Paul’s letter to an individual, Philemon, includes a mentoring call for fire for more effective sharing of faith: “I always thank my God as I remember you in my prayers, because I hear about your faith in the Lord Jesus and your love for all the saints. I pray that you may be active in sharing your faith, so that you will have a full understanding of every good thing we have in Christ” (Philemon 4-6).
In the context of the situation that provoked the writing of the letter – the treatment of an escaped slave who now was himself a Christian – the prayer emerges as a plea for ethical and moral maturity. The letter as a whole focuses on Philemon’s reception of Onesimus, an (apparently) runaway slave who now returns to his owner after having spent some time with Paul. Onesimus had become a Christian since leaving Philemon’s home; he also had lived up to his name, which means “useful,” by being useful to Paul. With the focus of the entire letter in mind, the prayer acquires new focus. The way in which Philemon treats Onesimus should testify as to how their relationship has changed in Christ. The slave is now as much a brother in Christ as the apostle. If Philemon thought to distinguish himself from Onesimus by one being free and the other a slave, he might have noticed that Paul throughout the letter stresses that the apostle is “a prisoner of Jesus Christ (twice)” and “in chains (twice).”
Sharing, or fellowship, of faith develops more fully our understanding of what it means to be in Christ. However, such sharing does not only mean teaching Bible classes or talking to neighbors about Jesus. It includes acting like a Christian in every facet of our lives, from treatment of employees to extending hospitality and to forgiving those who have wronged us. Paul’s prayer for Philemon challenges the latter to “energize” his faith and increase his understanding through a Christ-like treatment of a returned slave who now also is a brother in Christ. Philemon might have struggled with the concept of his rights (We certainly do in our time.), but Paul anticipates his objections by shouldering Onesimus’ debt himself while reminding Philemon how much he himself owes to Paul (verses 17-18).

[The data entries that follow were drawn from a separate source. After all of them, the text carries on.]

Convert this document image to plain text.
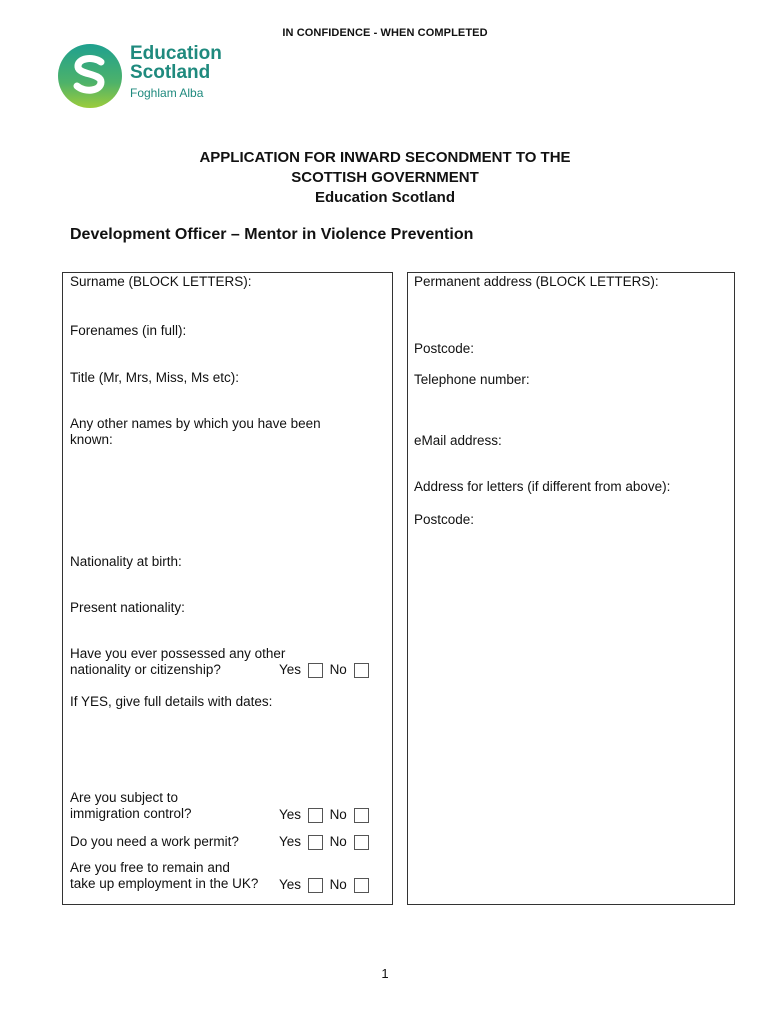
IN CONFIDENCE - WHEN COMPLETED
Education
Scotland
Foghlam Alba
APPLICATION FOR INWARD SECONDMENT TO THE
SCOTTISH GOVERNMENT
Education Scotland
Development Officer – Mentor in Violence Prevention
Surname (BLOCK LETTERS):
Forenames (in full):
Title (Mr, Mrs, Miss, Ms etc):
Any other names by which you have been
known:
Nationality at birth:
Present nationality:
Have you ever possessed any other
nationality or citizenship?	Yes No
If YES, give full details with dates:
Are you subject to
immigration control?	Yes No
Do you need a work permit?	Yes No
Are you free to remain and
take up employment in the UK? Yes No
Permanent address (BLOCK LETTERS):
Postcode:
Telephone number:
eMail address:
Address for letters (if different from above):
Postcode:
1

Paul mentors Philemon through prayer on dealing with a social dilemma; he encourages Philemon to grow in spiritual maturity and in the effectiveness of his testimony for Christ by making decisions based on moral grounds and spiritual relationships rather than his rights as a property owner. How may we pray like Paul as we pray on behalf of others? As “Philemons,” what may we who also read this letter learn from Paul’s prayer about how we may grow in our “understanding of every good thing we have in Christ?” What issue in our lives is our “Onesimus,” a situation in which insisting on our rights may not be doing the right thing? How may we grow in ethical and moral maturity? In what ways do our actions subvert our evangelism? Social relationships that seem normal enough to us and that our society accepts may in time turn out to be as unacceptable to Christians as slavery now is to us. Paul’s prayer for a Christian slave-owner did not end slavery overnight, but by sharing that prayer, he forced attention on Onesimus as a brother in Christ rather than as property. Paul’s prayer reveals how prayer-motivated ethical and moral behavior produce spiritual growth.